Just as in the Rabat medina, you can buy pretty much anything here. The Fès medina, however, is much more crowded and there are throngs and throngs of tourists.
One place we visited in the medina was the Medersa Bou Inania, an old Islamic school with a mosque inside. This is the only madrasa in Fès that has a minaret tower.
The Fès medina is huge. We went through a residential quarter--there are 100,000 people living in the medina--as well as centers for handicrafts and metalwork. We visited a traditional Berber carpet shop:
|Traditional dyes include blue indigo, green mint, and|
|This blanket is made with white sheep, black sheep, and|
We also visited a shop that sold fabric made from cactus fiber. Other destinations we visited are the shrine of Moulay Idriss and the al-Quaraouiyine mosque school, (debatably) the oldest university in the world.

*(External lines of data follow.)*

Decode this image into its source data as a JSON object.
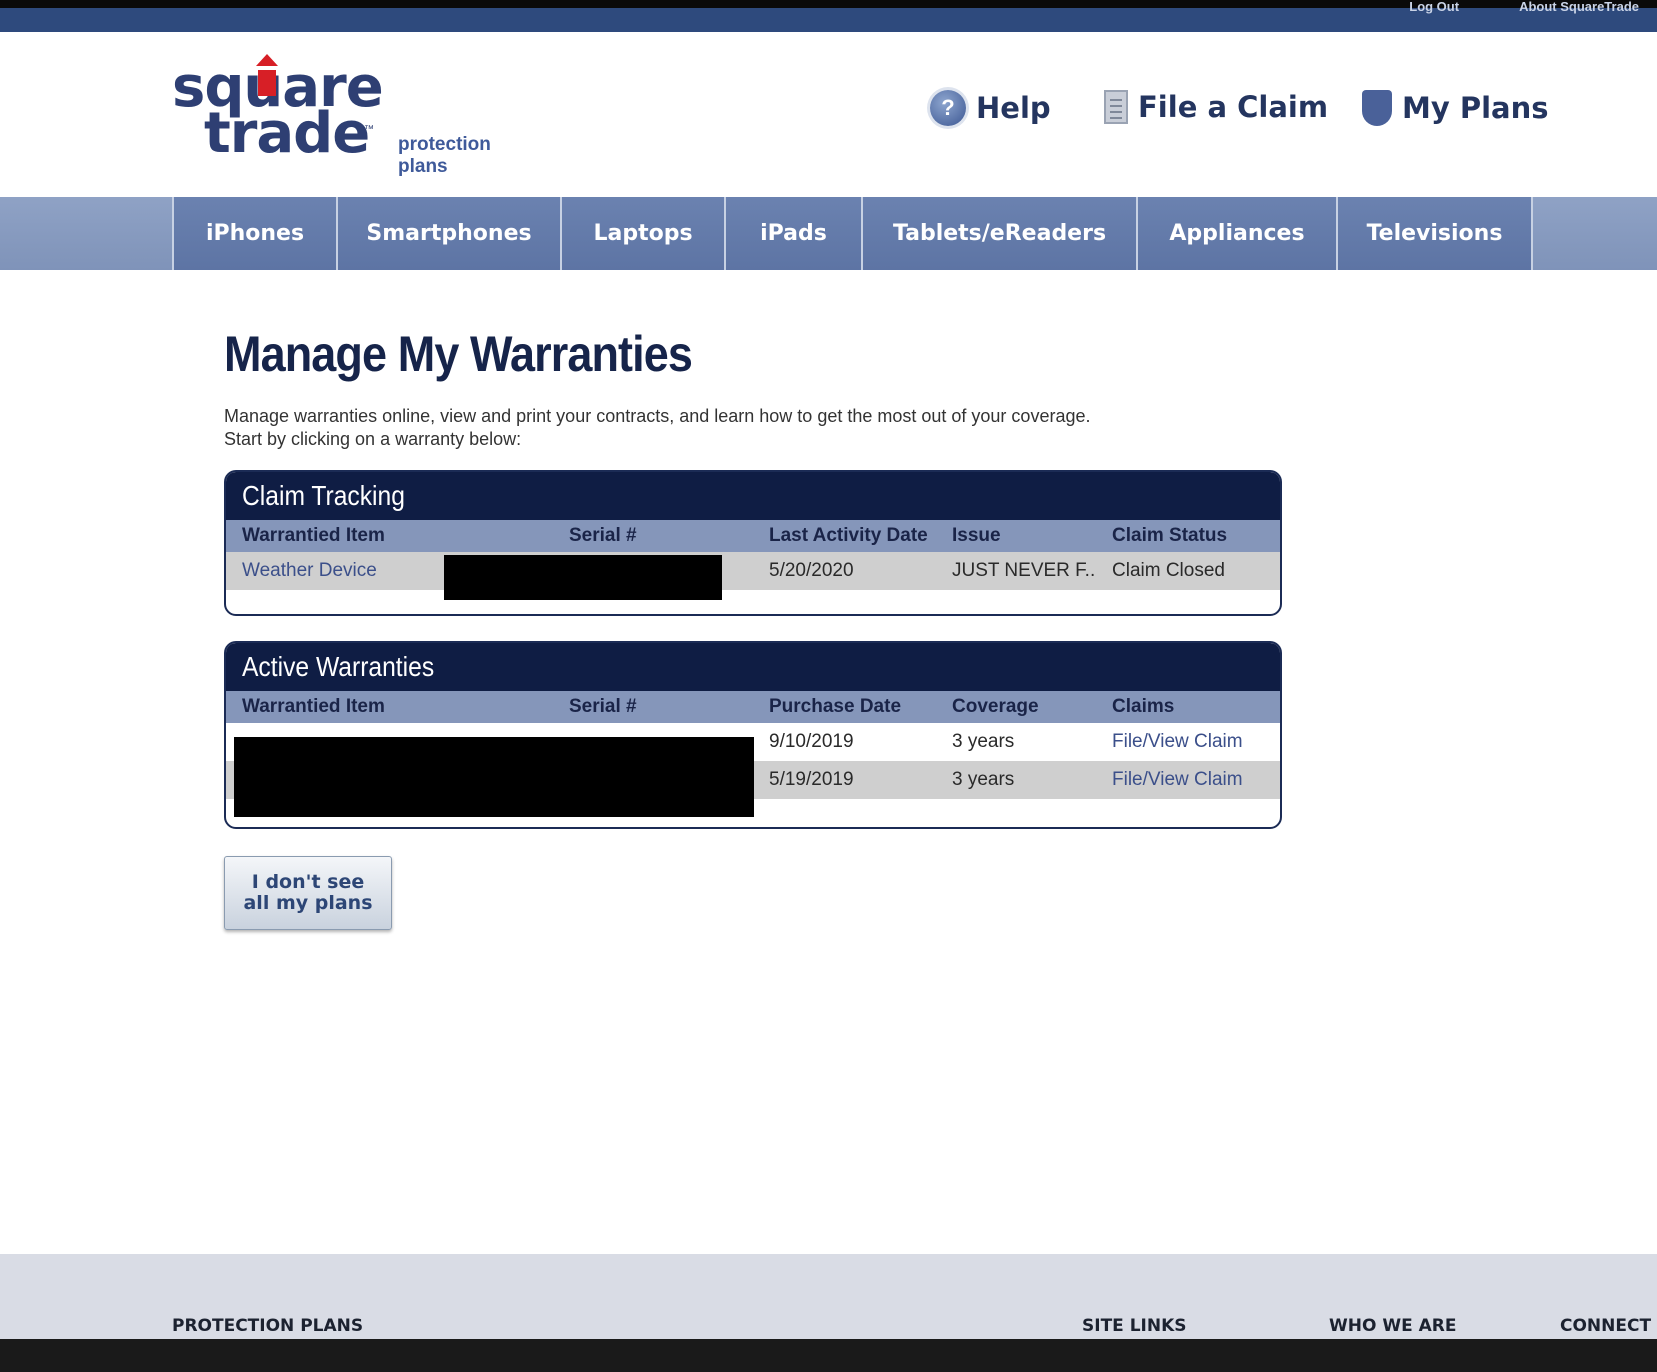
{
  "topbar": {
    "links": [
      "Log Out",
      "About SquareTrade"
    ]
  },
  "header": {
    "logo": {
      "line1": "square",
      "line2": "trade",
      "tagline_line1": "protection",
      "tagline_line2": "plans"
    },
    "utility_links": [
      {
        "label": "Help",
        "icon": "help-icon"
      },
      {
        "label": "File a Claim",
        "icon": "document-icon"
      },
      {
        "label": "My Plans",
        "icon": "shield-icon"
      }
    ]
  },
  "nav": {
    "items": [
      "iPhones",
      "Smartphones",
      "Laptops",
      "iPads",
      "Tablets/eReaders",
      "Appliances",
      "Televisions"
    ]
  },
  "main": {
    "title": "Manage My Warranties",
    "intro_line1": "Manage warranties online, view and print your contracts, and learn how to get the most out of your coverage.",
    "intro_line2": "Start by clicking on a warranty below:"
  },
  "claim_tracking": {
    "title": "Claim Tracking",
    "columns": [
      "Warrantied Item",
      "Serial #",
      "Last Activity Date",
      "Issue",
      "Claim Status"
    ],
    "rows": [
      {
        "item": "Weather Device",
        "serial": "",
        "date": "5/20/2020",
        "issue": "JUST NEVER F...",
        "status": "Claim Closed"
      }
    ]
  },
  "active_warranties": {
    "title": "Active Warranties",
    "columns": [
      "Warrantied Item",
      "Serial #",
      "Purchase Date",
      "Coverage",
      "Claims"
    ],
    "rows": [
      {
        "item": "",
        "serial": "",
        "date": "9/10/2019",
        "coverage": "3 years",
        "claims": "File/View Claim"
      },
      {
        "item": "",
        "serial": "",
        "date": "5/19/2019",
        "coverage": "3 years",
        "claims": "File/View Claim"
      }
    ]
  },
  "missing_plans_button": {
    "line1": "I don't see",
    "line2": "all my plans"
  },
  "footer": {
    "headings": [
      "PROTECTION PLANS",
      "SITE LINKS",
      "WHO WE ARE",
      "CONNECT W"
    ]
  },
  "colors": {
    "brand_navy": "#0f1d44",
    "nav_blue": "#6b82b0",
    "logo_red": "#d71f26",
    "link_blue": "#3b4f8a"
  }
}
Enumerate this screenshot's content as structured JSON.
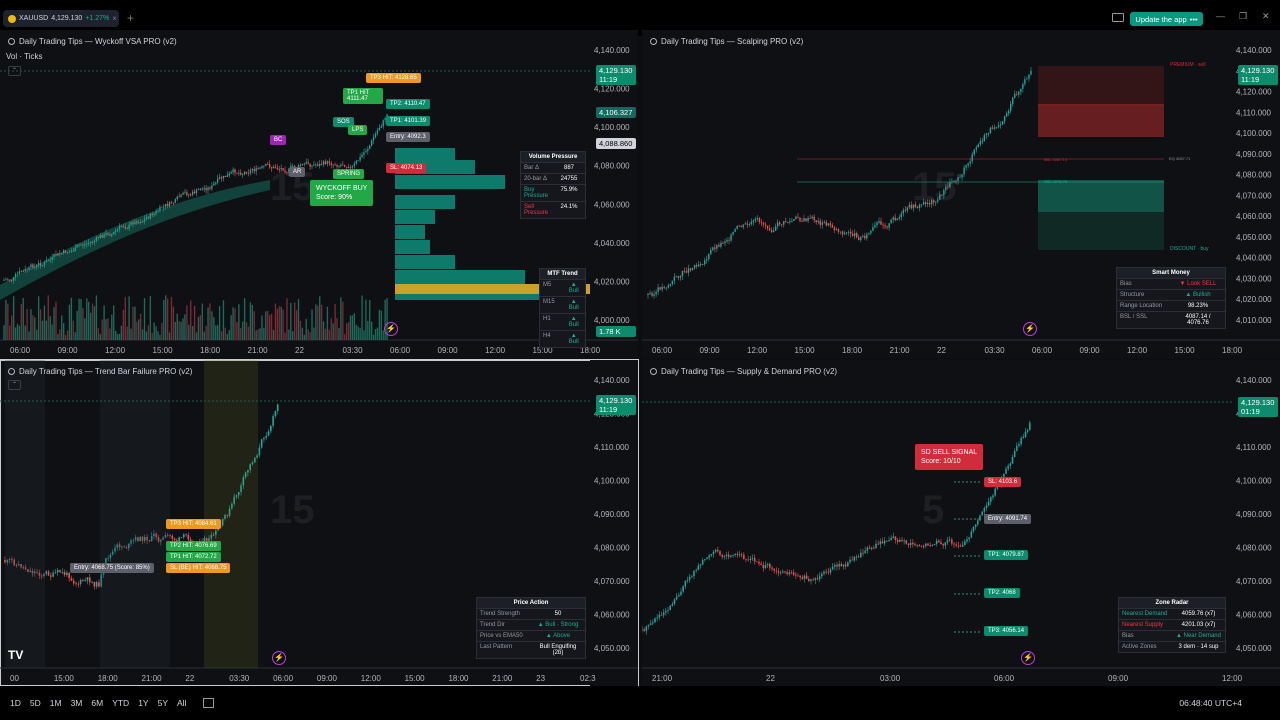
{
  "symbol_tab": {
    "symbol": "XAUUSD",
    "price": "4,129.130",
    "change": "+1.27%"
  },
  "update_button": "Update the app",
  "panes": [
    {
      "title": "Daily Trading Tips — Wyckoff VSA PRO (v2)",
      "sublabel": "Vol · Ticks",
      "price_axis": [
        "4,140.000",
        "4,120.000",
        "4,100.000",
        "4,080.000",
        "4,060.000",
        "4,040.000",
        "4,020.000",
        "4,000.000"
      ],
      "time_axis": [
        "06:00",
        "09:00",
        "12:00",
        "15:00",
        "18:00",
        "21:00",
        "22",
        "03:30",
        "06:00",
        "09:00",
        "12:00",
        "15:00",
        "18:00"
      ],
      "last_price": "4,129.130",
      "countdown": "11:19",
      "label2": "4,106.327",
      "label3": "4,088.860",
      "volume_label": "1.78 K",
      "chips": [
        "TP3 HIT: 4128.65",
        "TP1 HIT 4111.47",
        "TP2: 4110.47",
        "TP1: 4101.39",
        "Entry: 4092.3",
        "SL: 4074.13",
        "BC",
        "AR",
        "SPRING",
        "SOS",
        "LPS"
      ],
      "signal": {
        "text": "WYCKOFF BUY",
        "score": "Score: 90%"
      },
      "volume_pressure": {
        "title": "Volume Pressure",
        "rows": [
          [
            "Bar Δ",
            "887"
          ],
          [
            "20-bar Δ",
            "24755"
          ],
          [
            "Buy Pressure",
            "75.9%"
          ],
          [
            "Sell Pressure",
            "24.1%"
          ]
        ]
      },
      "mtf": {
        "title": "MTF Trend",
        "rows": [
          [
            "M5",
            "▲ Bull"
          ],
          [
            "M15",
            "▲ Bull"
          ],
          [
            "H1",
            "▲ Bull"
          ],
          [
            "H4",
            "▲ Bull"
          ]
        ]
      }
    },
    {
      "title": "Daily Trading Tips — Scalping PRO (v2)",
      "price_axis": [
        "4,140.000",
        "4,130.000",
        "4,120.000",
        "4,110.000",
        "4,100.000",
        "4,090.000",
        "4,080.000",
        "4,070.000",
        "4,060.000",
        "4,050.000",
        "4,040.000",
        "4,030.000",
        "4,020.000",
        "4,010.000"
      ],
      "time_axis": [
        "06:00",
        "09:00",
        "12:00",
        "15:00",
        "18:00",
        "21:00",
        "22",
        "03:30",
        "06:00",
        "09:00",
        "12:00",
        "15:00",
        "18:00"
      ],
      "last_price": "4,129.130",
      "countdown": "11:19",
      "premium": "PREMIUM · sell",
      "discount": "DISCOUNT · buy",
      "eq": "EQ 4087.71",
      "bsl": "BSL 4087.14",
      "ssl": "SSL 4076.76",
      "smart_money": {
        "title": "Smart Money",
        "rows": [
          [
            "Bias",
            "▼ Look SELL"
          ],
          [
            "Structure",
            "▲ Bullish"
          ],
          [
            "Range Location",
            "98.23%"
          ],
          [
            "BSL / SSL",
            "4087.14 / 4076.76"
          ]
        ]
      }
    },
    {
      "title": "Daily Trading Tips — Trend Bar Failure PRO (v2)",
      "price_axis": [
        "4,140.000",
        "4,120.000",
        "4,110.000",
        "4,100.000",
        "4,090.000",
        "4,080.000",
        "4,070.000",
        "4,060.000",
        "4,050.000"
      ],
      "time_axis": [
        "00",
        "15:00",
        "18:00",
        "21:00",
        "22",
        "03:30",
        "06:00",
        "09:00",
        "12:00",
        "15:00",
        "18:00",
        "21:00",
        "23",
        "02:3"
      ],
      "last_price": "4,129.130",
      "countdown": "11:19",
      "chips": [
        "TP3 HIT: 4084.61",
        "TP2 HIT: 4076.69",
        "TP1 HIT: 4072.72",
        "SL (BE) HIT: 4068.75",
        "Entry: 4068.75 (Score: 85%)"
      ],
      "price_action": {
        "title": "Price Action",
        "rows": [
          [
            "Trend Strength",
            "50"
          ],
          [
            "Trend Dir",
            "▲ Bull · Strong"
          ],
          [
            "Price vs EMA50",
            "▲ Above"
          ],
          [
            "Last Pattern",
            "Bull Engulfing (2b)"
          ]
        ]
      }
    },
    {
      "title": "Daily Trading Tips — Supply & Demand PRO (v2)",
      "price_axis": [
        "4,140.000",
        "4,120.000",
        "4,110.000",
        "4,100.000",
        "4,090.000",
        "4,080.000",
        "4,070.000",
        "4,060.000",
        "4,050.000"
      ],
      "time_axis": [
        "21:00",
        "22",
        "03:00",
        "06:00",
        "09:00",
        "12:00"
      ],
      "last_price": "4,129.130",
      "countdown": "01:19",
      "signal": {
        "text": "SD SELL SIGNAL",
        "score": "Score: 10/10"
      },
      "chips": [
        "SL: 4103.6",
        "Entry: 4091.74",
        "TP1: 4079.87",
        "TP2: 4068",
        "TP3: 4056.14"
      ],
      "zone_radar": {
        "title": "Zone Radar",
        "rows": [
          [
            "Nearest Demand",
            "4059.76 (x7)"
          ],
          [
            "Nearest Supply",
            "4201.03 (x7)"
          ],
          [
            "Bias",
            "▲ Near Demand"
          ],
          [
            "Active Zones",
            "3 dem · 14 sup"
          ]
        ]
      }
    }
  ],
  "bottom_ranges": [
    "1D",
    "5D",
    "1M",
    "3M",
    "6M",
    "YTD",
    "1Y",
    "5Y",
    "All"
  ],
  "clock": "06:48:40 UTC+4"
}
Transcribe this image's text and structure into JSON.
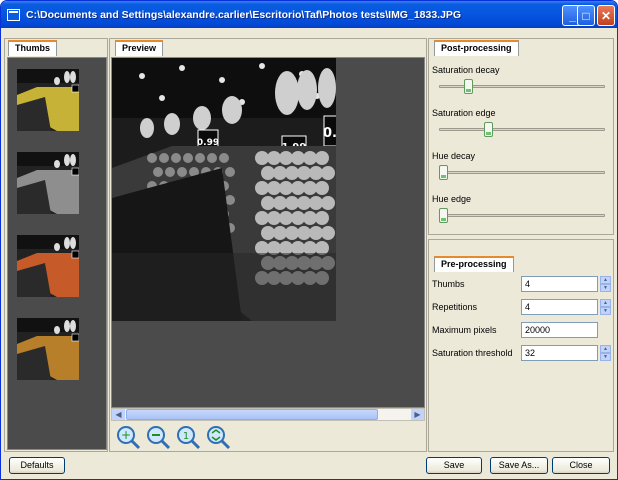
{
  "window": {
    "title": "C:\\Documents and Settings\\alexandre.carlier\\Escritorio\\Taf\\Photos tests\\IMG_1833.JPG"
  },
  "titlebar_buttons": {
    "minimize": "_",
    "maximize": "□",
    "close": "✕"
  },
  "thumbs": {
    "tab": "Thumbs",
    "items": [
      {
        "tint": "#d8c23a"
      },
      {
        "tint": "#9a9a9a"
      },
      {
        "tint": "#d8622a"
      },
      {
        "tint": "#c98a2c"
      }
    ]
  },
  "preview": {
    "tab": "Preview",
    "zoom_buttons": [
      "zoom-in",
      "zoom-out",
      "zoom-reset",
      "zoom-fit"
    ],
    "price_tags": [
      "0.99",
      "1.99",
      "0.99"
    ]
  },
  "post_processing": {
    "tab": "Post-processing",
    "sliders": [
      {
        "label": "Saturation decay",
        "value": 0.15
      },
      {
        "label": "Saturation edge",
        "value": 0.27
      },
      {
        "label": "Hue decay",
        "value": 0.0
      },
      {
        "label": "Hue edge",
        "value": 0.0
      }
    ]
  },
  "pre_processing": {
    "tab": "Pre-processing",
    "fields": [
      {
        "label": "Thumbs",
        "value": "4",
        "spin": true
      },
      {
        "label": "Repetitions",
        "value": "4",
        "spin": true
      },
      {
        "label": "Maximum pixels",
        "value": "20000",
        "spin": false
      },
      {
        "label": "Saturation threshold",
        "value": "32",
        "spin": true
      }
    ]
  },
  "buttons": {
    "defaults": "Defaults",
    "save": "Save",
    "save_as": "Save As...",
    "close": "Close"
  }
}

|The couscous I had for lunch was particularly good.|
Our last stop was the famous tannery quarter. Here animal hides are turned into all sorts of leather goods, but especially baboush, the traditional Moroccan slippers.
|It doesn't smell that bad...|
|Yellow slippers are especially traditional.|
|All sorts of nice leather things|
I would have loved to spend more time in Fès, and it's far enough away that we probably won't be back, but now at least I've been. We saw the famous medina, and got Meknès and Volubilis as well. Now it's back to school until Christmas break. Sometime in the spring we'll once again dress up as tourists and visit another of Morocco's great cities.